All early childhood services are required to promote children's health and safety and to regularly review their compliance with legal requirements.

Next ERO Review

When is ERO likely to review the service again?

The next ERO review of Butterfly Preschool will be in four years.

Patricia Davey

Deputy Chief Review Officer Central (Acting)

Te Tai Pokapū - Central Region

14 May 2018

The Purpose of ERO Reports

The Education Review Office (ERO) is the government department that, as part of its work, reviews early childhood services throughout Aotearoa New Zealand. ERO’s reports provide information for parents and communities about each service’s strengths and next steps for development.
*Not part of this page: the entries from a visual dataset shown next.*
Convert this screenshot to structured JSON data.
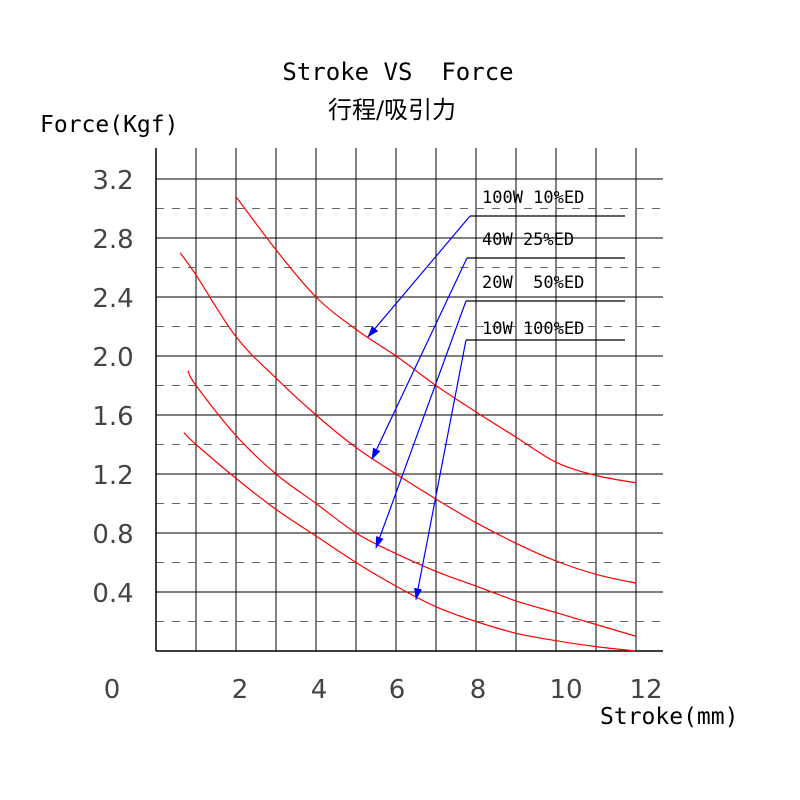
{
  "chart_data": {
    "type": "line",
    "title": "Stroke VS  Force",
    "subtitle": "行程/吸引力",
    "xlabel": "Stroke(mm)",
    "ylabel": "Force(Kgf)",
    "xlim": [
      0,
      12.5
    ],
    "ylim": [
      0,
      3.4
    ],
    "x_ticks": [
      0,
      2,
      4,
      6,
      8,
      10,
      12
    ],
    "x_tick_labels": [
      "0",
      "2",
      "4",
      "6",
      "8",
      "10",
      "12"
    ],
    "y_ticks": [
      0.4,
      0.8,
      1.2,
      1.6,
      2.0,
      2.4,
      2.8,
      3.2
    ],
    "y_tick_labels": [
      "0.4",
      "0.8",
      "1.2",
      "1.6",
      "2.0",
      "2.4",
      "2.8",
      "3.2"
    ],
    "grid": true,
    "series": [
      {
        "name": "100W 10%ED",
        "x": [
          2.0,
          3.0,
          4.0,
          5.0,
          6.0,
          7.0,
          8.0,
          9.0,
          10.0,
          11.0,
          12.0
        ],
        "y": [
          3.08,
          2.72,
          2.4,
          2.18,
          2.0,
          1.8,
          1.62,
          1.45,
          1.28,
          1.19,
          1.14
        ]
      },
      {
        "name": "40W 25%ED",
        "x": [
          0.6,
          1.0,
          2.0,
          3.0,
          4.0,
          5.0,
          6.0,
          7.0,
          8.0,
          9.0,
          10.0,
          11.0,
          12.0
        ],
        "y": [
          2.7,
          2.55,
          2.13,
          1.85,
          1.6,
          1.38,
          1.2,
          1.03,
          0.87,
          0.73,
          0.61,
          0.52,
          0.46
        ]
      },
      {
        "name": "20W  50%ED",
        "x": [
          0.8,
          1.0,
          2.0,
          3.0,
          4.0,
          5.0,
          6.0,
          7.0,
          8.0,
          9.0,
          10.0,
          11.0,
          12.0
        ],
        "y": [
          1.9,
          1.8,
          1.46,
          1.2,
          1.0,
          0.8,
          0.66,
          0.54,
          0.44,
          0.34,
          0.26,
          0.18,
          0.1
        ]
      },
      {
        "name": "10W 100%ED",
        "x": [
          0.7,
          1.0,
          2.0,
          3.0,
          4.0,
          5.0,
          6.0,
          7.0,
          8.0,
          9.0,
          10.0,
          11.0,
          12.0
        ],
        "y": [
          1.48,
          1.4,
          1.17,
          0.96,
          0.78,
          0.6,
          0.44,
          0.3,
          0.2,
          0.12,
          0.07,
          0.03,
          0.0
        ]
      }
    ],
    "annotation_targets": [
      {
        "name": "100W 10%ED",
        "x": 5.3,
        "y": 2.13
      },
      {
        "name": "40W 25%ED",
        "x": 5.4,
        "y": 1.3
      },
      {
        "name": "20W  50%ED",
        "x": 5.5,
        "y": 0.7
      },
      {
        "name": "10W 100%ED",
        "x": 6.5,
        "y": 0.35
      }
    ]
  },
  "colors": {
    "curve": "#ff0000",
    "arrow": "#0000ff",
    "grid": "#000000",
    "dashed_grid": "#666666",
    "text": "#000000",
    "tick_text": "#444444"
  }
}
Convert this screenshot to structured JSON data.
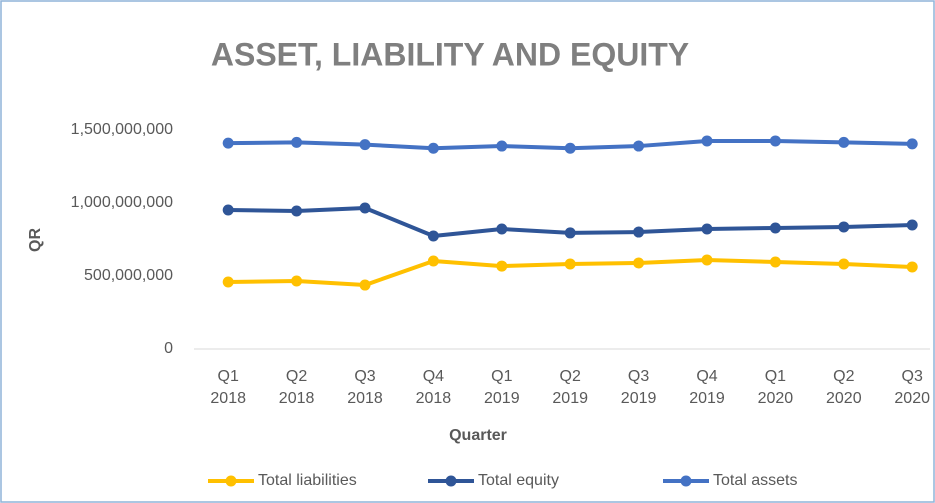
{
  "chart_data": {
    "type": "line",
    "title": "ASSET, LIABILITY AND EQUITY",
    "x_label": "Quarter",
    "y_label": "QR",
    "categories": [
      [
        "Q1",
        "2018"
      ],
      [
        "Q2",
        "2018"
      ],
      [
        "Q3",
        "2018"
      ],
      [
        "Q4",
        "2018"
      ],
      [
        "Q1",
        "2019"
      ],
      [
        "Q2",
        "2019"
      ],
      [
        "Q3",
        "2019"
      ],
      [
        "Q4",
        "2019"
      ],
      [
        "Q1",
        "2020"
      ],
      [
        "Q2",
        "2020"
      ],
      [
        "Q3",
        "2020"
      ]
    ],
    "series": [
      {
        "name": "Total liabilities",
        "color": "#ffc000",
        "values": [
          459000000,
          466000000,
          438000000,
          603000000,
          568000000,
          582000000,
          589000000,
          610000000,
          596000000,
          582000000,
          562000000
        ]
      },
      {
        "name": "Total equity",
        "color": "#2f5597",
        "values": [
          952000000,
          945000000,
          966000000,
          774000000,
          822000000,
          795000000,
          801000000,
          822000000,
          829000000,
          836000000,
          849000000
        ]
      },
      {
        "name": "Total assets",
        "color": "#4472c4",
        "values": [
          1410000000,
          1415000000,
          1400000000,
          1375000000,
          1390000000,
          1375000000,
          1390000000,
          1425000000,
          1425000000,
          1415000000,
          1405000000
        ]
      }
    ],
    "ylim": [
      0,
      1500000000
    ],
    "yticks": [
      0,
      {
        "value": 500000000,
        "label": "500,000,000"
      },
      {
        "value": 1000000000,
        "label": "1,000,000,000"
      },
      {
        "value": 1500000000,
        "label": "1,500,000,000"
      }
    ],
    "grid": false,
    "legend": "bottom"
  }
}
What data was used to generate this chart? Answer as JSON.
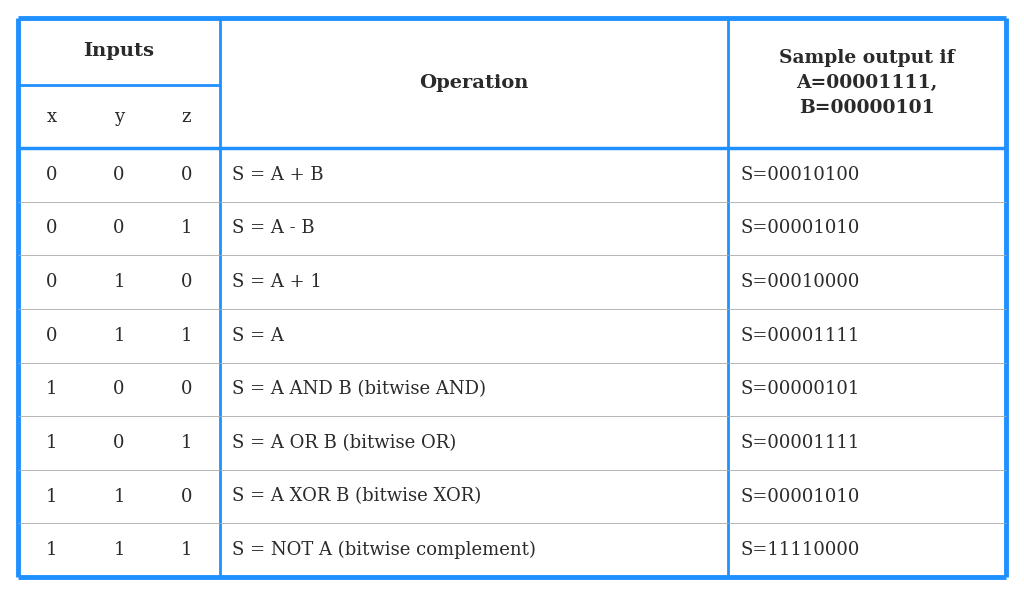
{
  "background_color": "#ffffff",
  "border_color": "#1E90FF",
  "border_color_outer": "#1a7abf",
  "text_color": "#2a2a2a",
  "col_header_inputs": "Inputs",
  "col_header_xyz": [
    "x",
    "y",
    "z"
  ],
  "col_header_operation": "Operation",
  "col_header_sample": "Sample output if\nA=00001111,\nB=00000101",
  "rows": [
    [
      "0",
      "0",
      "0",
      "S = A + B",
      "S=00010100"
    ],
    [
      "0",
      "0",
      "1",
      "S = A - B",
      "S=00001010"
    ],
    [
      "0",
      "1",
      "0",
      "S = A + 1",
      "S=00010000"
    ],
    [
      "0",
      "1",
      "1",
      "S = A",
      "S=00001111"
    ],
    [
      "1",
      "0",
      "0",
      "S = A AND B (bitwise AND)",
      "S=00000101"
    ],
    [
      "1",
      "0",
      "1",
      "S = A OR B (bitwise OR)",
      "S=00001111"
    ],
    [
      "1",
      "1",
      "0",
      "S = A XOR B (bitwise XOR)",
      "S=00001010"
    ],
    [
      "1",
      "1",
      "1",
      "S = NOT A (bitwise complement)",
      "S=11110000"
    ]
  ],
  "outer_lw": 3.5,
  "inner_lw": 2.0,
  "row_lw": 0.6,
  "font_size": 13,
  "header_font_size": 14,
  "row_font_size": 13
}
ERO’s bicultural evaluation framework Ngā Pou Here is described in SECTION 3 of this report. Early childhood services are partners in the review process and are expected to make use of the review findings to enhance children's wellbeing and learning.

2 Information about the Early Childhood Service

Location

New Plymouth

Ministry of Education profile number

46395

Licence type

Education & Care Service

Licensed under

Education (Early Childhood Services) Regulations 2008

Number licensed for

38 children, including up to 8 aged under 2

Service roll

59

Gender composition

Boys 34, Girls 25

Ethnic composition

Māori
Pākehā
Other ethnic groups

8
41
10

Percentage of qualified teachers

80%

Reported ratios of staff to children

Under 2

1:3

Better than minimum requirements

Over 2

1:7

Better than minimum requirements

Review team on site

April 2018

Date of this report

14 May 2018

Most recent ERO report(s)

Education Review

June 2015

3 General Information about Early Childhood Reviews

ERO’s Evaluation Framework

ERO’s overarching question for an early childhood education review is ‘How well placed is this service to promote positive learning outcomes for children?’ ERO focuses on the following factors as described in the bicultural framework Ngā Pou Here:

  • Pou Whakahaere – how the service determines its vision, philosophy and direction to ensure positive outcomes for children
  • Pou Ārahi – how leadership is enacted to enhance positive outcomes for children
  • Mātauranga – whose knowledge is valued and how the curriculum is designed to achieve positive outcomes for children
  • Tikanga whakaako – how approaches to teaching and learning respond to diversity and support positive outcomes for children.

Within these areas ERO considers the effectiveness of arotake – self review and of whanaungatanga – partnerships with parents and whānau.

ERO evaluates how well placed a service is to sustain good practice and make ongoing improvements for the benefit of all children at the service.

A focus for the government is that all children, especially priority learners, have an opportunity to benefit from quality early childhood education. ERO will report on how well each service promotes positive outcomes for all children, with a focus on children who are Māori, Pacific, have diverse needs, and are up to the age of two.

For more information about the framework and Ngā Pou Here refer to ERO’s Approach to Review in Early Childhood Services.

ERO’s Overall Judgement and Next Review

The overall judgement that ERO makes and the timing of the next review will depend on how well placed a service is to promote positive learning outcomes for children. The categories are:

  • Very well placed – The next ERO review in four years
  • Well placed – The next ERO review in three years
  • Requires further development – The next ERO review within two years
  • Not well placed - The next ERO review in consultation with the Ministry of Education

ERO has developed criteria for each category. These are available on ERO’s website.

Review Coverage

ERO reviews are tailored to each service’s context and performance, within the overarching review framework. The aim is to provide information on aspects that are central to positive outcomes for children and useful to the service.